The sun had already set when Nathan found the old fedora tucked away in his closet, velvet band stained with wine from a party that felt like a lifetime ago. It had been Daniel's hat, left behind after what they'd laughingly called their last hurrah — three days of whiskey and bad decisions in Atlantic City, back when they still believed friendship could survive anything.

That was three years ago. Now, Daniel was something else entirely.

Nathan drove across town, the radio playing static because he'd refused to pay for the upgraded cable package that came with his new apartment. What was the point? He barely watched anything anymore.
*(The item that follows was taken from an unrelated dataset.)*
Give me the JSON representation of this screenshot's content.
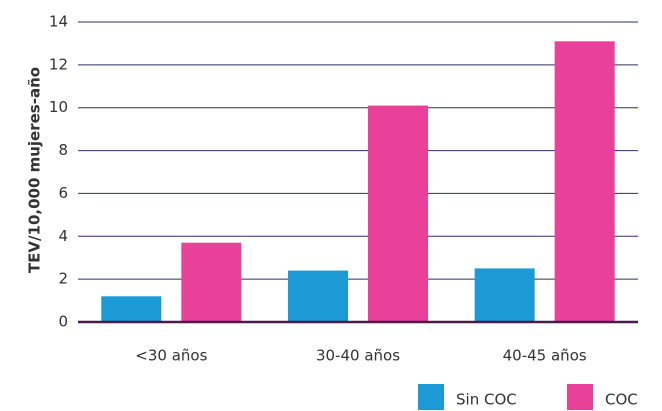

His life had narrowed to work, sleep, and the biweekly pilgrimage to Daniel's condo.

"You're late," Daniel said, not looking up from the television where some reality show played at low volume. His skin had that waxy sheen now, the gradual decay of whatever experimental treatment had kept him alive when it should have killed him. The doctors called it remission. Nathan called it something else.

"Brought your hat back," Nathan said, placing it on the coffee table between them.

Daniel's eyes flicked toward it, then away. "Keep it."

"You loved that hat."

"I loved a lot of things." Daniel finally turned, and Nathan saw it again — that hollowed-out recognition, the ghost of the man who once talked about quitting his corporate law firm to open a bookstore. Now he just watched television and waited for the next round of treatments, as hollow and repetitive as the walking dead in the movies they used to mock together.

Nathan sat anyway, poured himself a drink he didn't want. This was what friendship had become: sitting beside someone who no longer recognized you, not because his memory had failed, but because whatever made him Daniel had been carved away, piece by piece, until only this polite stranger remained.

"How's work?" Daniel asked.

"Same. You know."

"No," Daniel said quietly. "I don't know anymore."

The cable box flickered, some game show audience cheering for nobody. Nathan stood up, left the hat on the table, and finally understood what he'd been refusing to admit for months.

His friend was gone. This thing wearing Daniel's face was just something that happened when medicine beat death but lost the war.

"I won't come back," Nathan said at the door.

Daniel nodded, almost grateful. "Good."

Nathan drove home and cancelled his cable subscription the next day.